Avec l’abandon progressif de ce bâtiment, des activités plus ou moins interlopes, comme de la prostitution ou de la petite délinquance, vont se développer dans ce quartier. C’est ainsi que le mythe du sabbat des sorcières s’y territorialise.
« Les sorcières, ce sont toutes les femmes qui échappent à la domination patriarcale du père, du mari, de l’Église, précise la guide. Elle rappelle que les chasses aux sorcières sont un événement historique qui a réellement eu lieu : « Elles se déroulent majoritairement à l’Époque moderne, plutôt entre le XVe et le XVIIIe siècle. Ce n’est donc pas un fait médiéval. Il y a tout un appareil juridique mais aussi religieux qui a été mis en place pour légitimer ce qu’on pourrait appeler finalement un premier féminicide de masse. »
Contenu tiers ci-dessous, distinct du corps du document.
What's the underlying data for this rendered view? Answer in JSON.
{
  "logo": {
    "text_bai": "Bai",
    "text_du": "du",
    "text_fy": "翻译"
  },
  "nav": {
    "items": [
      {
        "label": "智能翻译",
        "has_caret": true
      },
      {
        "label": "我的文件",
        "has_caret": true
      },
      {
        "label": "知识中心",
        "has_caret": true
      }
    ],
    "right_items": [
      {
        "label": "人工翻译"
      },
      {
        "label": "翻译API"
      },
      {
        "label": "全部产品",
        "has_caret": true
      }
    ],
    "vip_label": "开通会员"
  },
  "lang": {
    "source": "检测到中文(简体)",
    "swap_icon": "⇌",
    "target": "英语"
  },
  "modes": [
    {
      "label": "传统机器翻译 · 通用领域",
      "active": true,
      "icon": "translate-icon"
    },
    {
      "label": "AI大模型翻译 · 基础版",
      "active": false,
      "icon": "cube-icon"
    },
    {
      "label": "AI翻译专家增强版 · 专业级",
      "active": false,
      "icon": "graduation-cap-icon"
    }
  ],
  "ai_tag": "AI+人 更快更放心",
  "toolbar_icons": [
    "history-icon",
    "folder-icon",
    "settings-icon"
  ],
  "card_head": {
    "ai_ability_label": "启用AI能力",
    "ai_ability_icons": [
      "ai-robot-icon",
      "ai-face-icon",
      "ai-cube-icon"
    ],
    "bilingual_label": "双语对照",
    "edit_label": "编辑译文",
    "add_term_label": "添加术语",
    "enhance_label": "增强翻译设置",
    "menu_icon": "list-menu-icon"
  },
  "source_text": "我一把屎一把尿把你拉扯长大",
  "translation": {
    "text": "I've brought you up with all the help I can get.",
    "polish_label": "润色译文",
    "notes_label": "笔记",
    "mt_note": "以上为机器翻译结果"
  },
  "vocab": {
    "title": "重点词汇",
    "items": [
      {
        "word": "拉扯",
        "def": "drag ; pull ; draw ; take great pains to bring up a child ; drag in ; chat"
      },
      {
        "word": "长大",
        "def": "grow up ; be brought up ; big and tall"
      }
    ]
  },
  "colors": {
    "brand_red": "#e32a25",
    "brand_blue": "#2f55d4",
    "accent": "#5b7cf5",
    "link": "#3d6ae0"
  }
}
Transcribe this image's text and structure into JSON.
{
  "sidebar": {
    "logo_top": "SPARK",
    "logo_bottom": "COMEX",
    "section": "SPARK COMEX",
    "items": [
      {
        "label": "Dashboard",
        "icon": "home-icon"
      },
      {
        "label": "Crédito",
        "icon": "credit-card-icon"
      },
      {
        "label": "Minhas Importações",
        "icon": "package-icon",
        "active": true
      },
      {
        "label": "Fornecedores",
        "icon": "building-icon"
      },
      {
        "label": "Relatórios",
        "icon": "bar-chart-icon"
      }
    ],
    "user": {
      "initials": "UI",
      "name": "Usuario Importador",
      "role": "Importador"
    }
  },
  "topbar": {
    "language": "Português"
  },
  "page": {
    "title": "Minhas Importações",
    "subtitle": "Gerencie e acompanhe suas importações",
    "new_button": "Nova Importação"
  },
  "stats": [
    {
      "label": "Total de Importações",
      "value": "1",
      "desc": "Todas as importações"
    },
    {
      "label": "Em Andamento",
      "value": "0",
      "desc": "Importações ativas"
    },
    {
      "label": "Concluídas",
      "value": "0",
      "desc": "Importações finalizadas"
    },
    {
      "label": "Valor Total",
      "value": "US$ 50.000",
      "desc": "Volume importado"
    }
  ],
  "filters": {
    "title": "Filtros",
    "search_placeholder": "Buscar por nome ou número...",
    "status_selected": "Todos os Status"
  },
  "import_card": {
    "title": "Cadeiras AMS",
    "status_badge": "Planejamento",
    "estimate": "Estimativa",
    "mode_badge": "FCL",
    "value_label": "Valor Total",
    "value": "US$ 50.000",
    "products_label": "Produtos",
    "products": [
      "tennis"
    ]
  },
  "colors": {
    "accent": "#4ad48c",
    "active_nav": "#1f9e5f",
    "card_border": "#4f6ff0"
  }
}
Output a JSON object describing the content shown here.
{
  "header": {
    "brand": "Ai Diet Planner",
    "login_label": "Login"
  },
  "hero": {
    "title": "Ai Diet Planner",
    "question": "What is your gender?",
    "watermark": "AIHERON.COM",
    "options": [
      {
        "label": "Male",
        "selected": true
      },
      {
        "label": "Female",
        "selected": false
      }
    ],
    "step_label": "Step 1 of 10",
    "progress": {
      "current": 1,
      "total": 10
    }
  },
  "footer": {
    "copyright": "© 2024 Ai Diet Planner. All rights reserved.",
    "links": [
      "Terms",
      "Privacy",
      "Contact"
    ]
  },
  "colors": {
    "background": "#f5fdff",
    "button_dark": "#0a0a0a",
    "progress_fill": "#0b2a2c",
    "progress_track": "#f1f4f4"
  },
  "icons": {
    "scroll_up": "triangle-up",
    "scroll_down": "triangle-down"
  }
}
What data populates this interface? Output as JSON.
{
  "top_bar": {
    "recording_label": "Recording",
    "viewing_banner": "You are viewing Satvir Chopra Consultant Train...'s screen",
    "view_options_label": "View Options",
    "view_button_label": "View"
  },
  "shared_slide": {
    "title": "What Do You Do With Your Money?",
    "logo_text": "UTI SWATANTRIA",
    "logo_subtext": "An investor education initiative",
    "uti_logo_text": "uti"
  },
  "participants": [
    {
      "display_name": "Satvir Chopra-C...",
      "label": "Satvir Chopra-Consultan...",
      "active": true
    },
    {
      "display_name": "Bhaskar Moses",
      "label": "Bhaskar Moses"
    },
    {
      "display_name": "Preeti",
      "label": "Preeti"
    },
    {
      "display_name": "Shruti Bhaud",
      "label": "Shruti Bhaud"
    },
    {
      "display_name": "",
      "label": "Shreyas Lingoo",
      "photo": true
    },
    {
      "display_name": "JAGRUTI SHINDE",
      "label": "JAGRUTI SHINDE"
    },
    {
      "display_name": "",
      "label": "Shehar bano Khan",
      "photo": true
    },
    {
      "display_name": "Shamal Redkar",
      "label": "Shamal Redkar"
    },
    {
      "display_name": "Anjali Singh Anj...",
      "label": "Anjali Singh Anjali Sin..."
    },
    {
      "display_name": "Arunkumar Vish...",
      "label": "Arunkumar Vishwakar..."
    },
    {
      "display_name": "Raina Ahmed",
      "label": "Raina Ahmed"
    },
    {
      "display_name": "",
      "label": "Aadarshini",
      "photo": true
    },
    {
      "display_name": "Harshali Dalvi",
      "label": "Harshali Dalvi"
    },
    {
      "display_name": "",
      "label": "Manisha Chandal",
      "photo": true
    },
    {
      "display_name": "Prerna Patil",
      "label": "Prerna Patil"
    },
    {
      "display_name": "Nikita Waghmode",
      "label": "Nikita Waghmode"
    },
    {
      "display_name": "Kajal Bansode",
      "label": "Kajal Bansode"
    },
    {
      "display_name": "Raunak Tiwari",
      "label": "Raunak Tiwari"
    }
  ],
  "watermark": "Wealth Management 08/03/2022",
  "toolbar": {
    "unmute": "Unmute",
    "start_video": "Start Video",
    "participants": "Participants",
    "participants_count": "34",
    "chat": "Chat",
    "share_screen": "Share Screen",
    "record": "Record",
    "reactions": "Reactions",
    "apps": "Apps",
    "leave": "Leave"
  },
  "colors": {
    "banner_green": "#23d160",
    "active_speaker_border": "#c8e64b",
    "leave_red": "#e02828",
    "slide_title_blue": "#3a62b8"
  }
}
Un métier majoritairement féminin
À la fin de la visite, Julie Perez nous parle de sa profession : « C’est un peu paradoxal puisque ce métier de guidage, c’est un métier essentiellement féminin, et donc ce sont des guides, des femmes qui parcourent les villes pour raconter l’Histoire, majoritairement écrite et mise en scène par les hommes. »
À travers cette visite, la guide conférencière s’attache « à montrer d’autres voies, faire connaître d’autres personnalités et attirer un petit peu le regard sur des problématiques qui sont aussi bien sûr contemporaines, actuelles, puisque les luttes féministes sont aujourd’hui beaucoup plus audibles qu’il y a ne serait-ce qu’une dizaine d’années ».